The client with hyperemesis gravidarum is at risk for developing:
- A. Respiratory alkalosis without dehydration
- B. Metabolic acidosis with dehydration
- C. Respiratory acidosis without dehydration
- D. Metabolic alkalosis with dehydration
Correct Answer: B
Rationale: Hyperemesis gravidarum causes vomiting, leading to metabolic acidosis and dehydration from fluid and electrolyte loss.
The nurse is caring for a client with a small-bowel obstruction. A Salem sump nasogastric tube (NGT) is in place. Which finding by the nurse requires corrective action? Select all that apply.
- A. There is a sudden decrease in output.
- B. The NGT is set to low continuous suction.
- C. The NGT is set to medium intermittent suction.
- D. The patient is positioned in the semi-Fowler's position.

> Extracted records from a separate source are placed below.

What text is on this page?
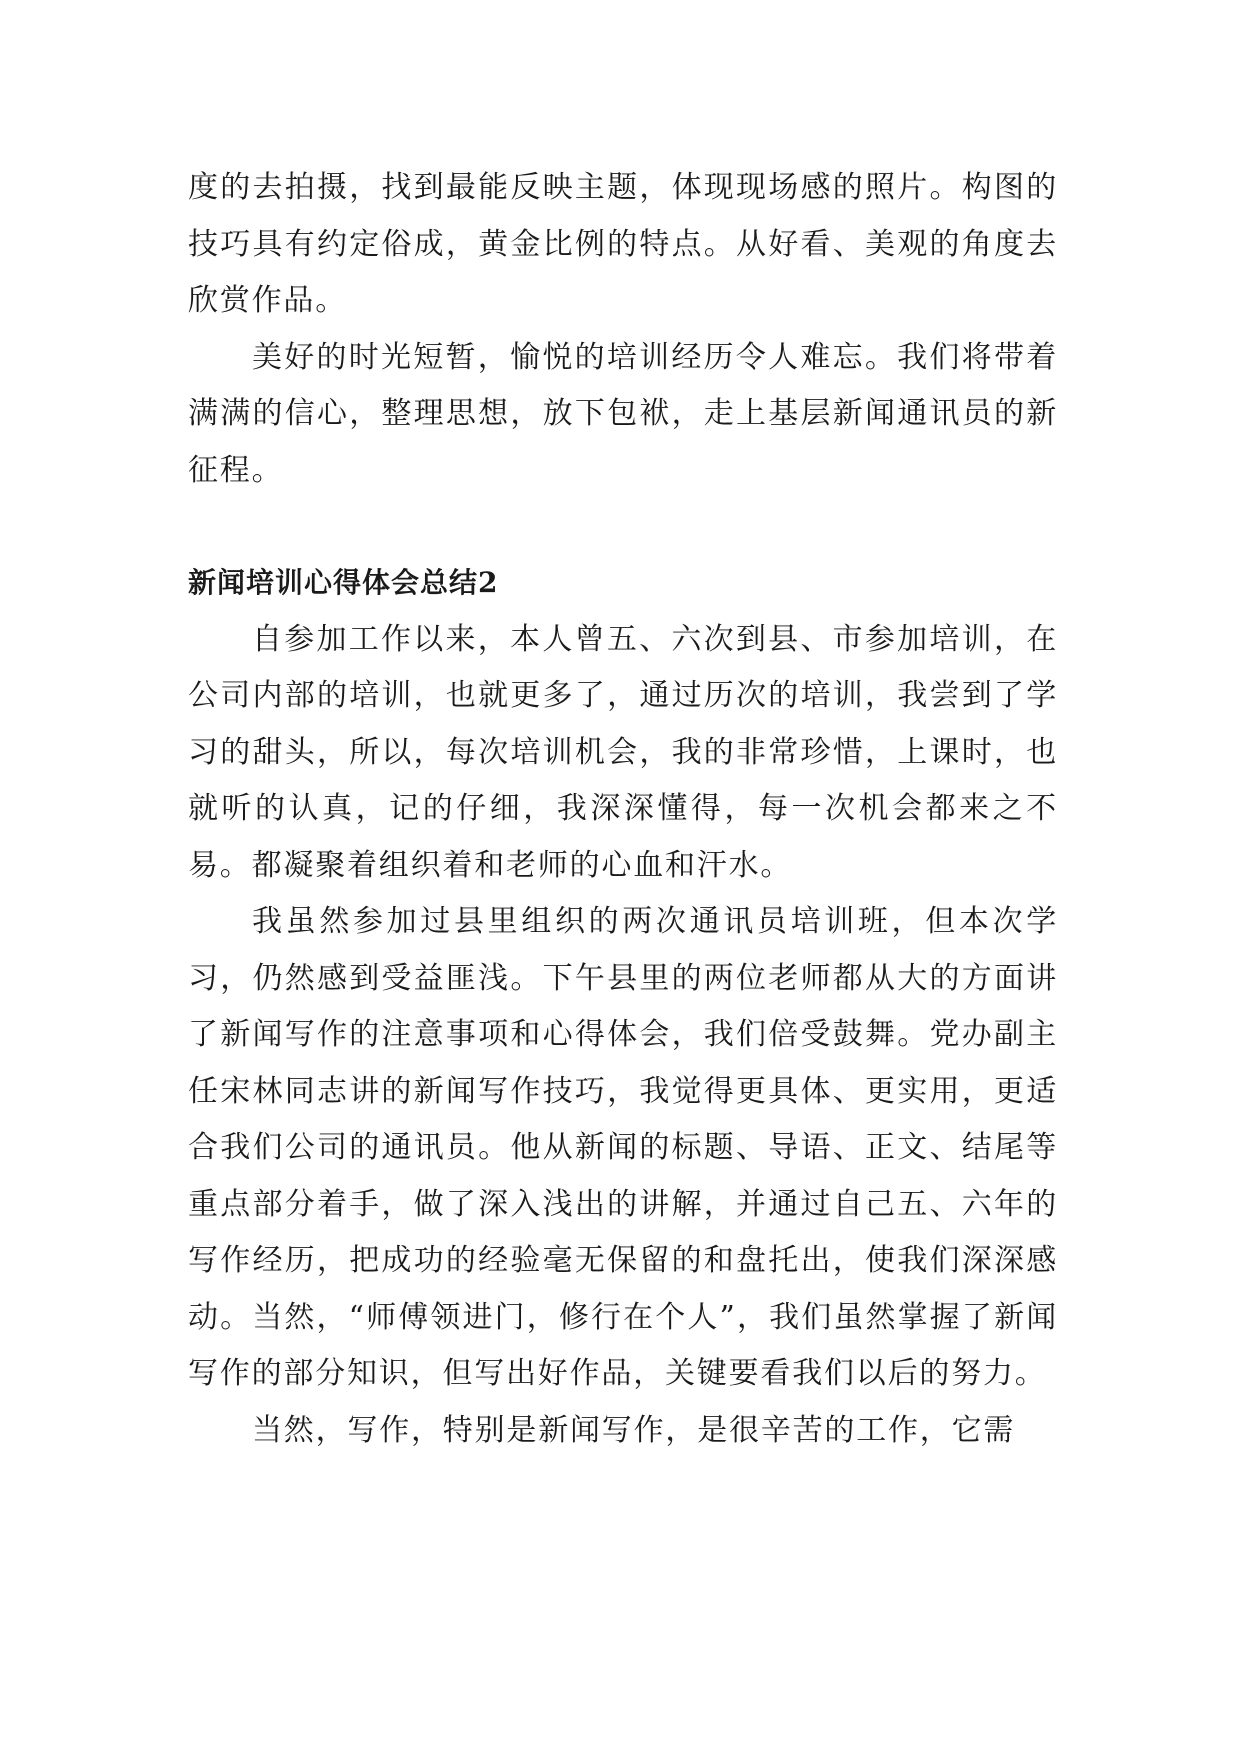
度的去拍摄，找到最能反映主题，体现现场感的照片。构图的技巧具有约定俗成，黄金比例的特点。从好看、美观的角度去欣赏作品。

美好的时光短暂，愉悦的培训经历令人难忘。我们将带着满满的信心，整理思想，放下包袱，走上基层新闻通讯员的新征程。

新闻培训心得体会总结2

自参加工作以来，本人曾五、六次到县、市参加培训，在公司内部的培训，也就更多了，通过历次的培训，我尝到了学习的甜头，所以，每次培训机会，我的非常珍惜，上课时，也就听的认真，记的仔细，我深深懂得，每一次机会都来之不易。都凝聚着组织着和老师的心血和汗水。

我虽然参加过县里组织的两次通讯员培训班，但本次学习，仍然感到受益匪浅。下午县里的两位老师都从大的方面讲了新闻写作的注意事项和心得体会，我们倍受鼓舞。党办副主任宋林同志讲的新闻写作技巧，我觉得更具体、更实用，更适合我们公司的通讯员。他从新闻的标题、导语、正文、结尾等重点部分着手，做了深入浅出的讲解，并通过自己五、六年的写作经历，把成功的经验毫无保留的和盘托出，使我们深深感动。当然，“师傅领进门，修行在个人”，我们虽然掌握了新闻写作的部分知识，但写出好作品，关键要看我们以后的努力。

当然，写作，特别是新闻写作，是很辛苦的工作，它需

- E. The client dislodges the tube and the nurse replaces it, confirming placement by X-ray before use.
Correct Answer: A, C
Rationale: A sudden decrease in output may indicate blockage or displacement, requiring assessment. Medium intermittent suction is inappropriate for a Salem sump, which requires low continuous suction. Other actions are correct.
A post-operative client with an abdominal wound tries to reach over and take a book off the bedside table. He immediately screams and calls for the nurse. The nurse notices serosanguineous drainage coming from the incision on the abdomen. The first action the nurse should take is to
- A. cover the incision with a sterile cloth or dressing.
- B. lower the head of the bed to less than 10 degrees.
- C. check the client's vitals to assess for drop in blood pressure.
- D. call and alert the surgeon.
Correct Answer: A
Rationale: Covering the incision with a sterile dressing prevents contamination and infection, which is the immediate priority. Assessing vitals or notifying the surgeon follows after stabilizing the wound.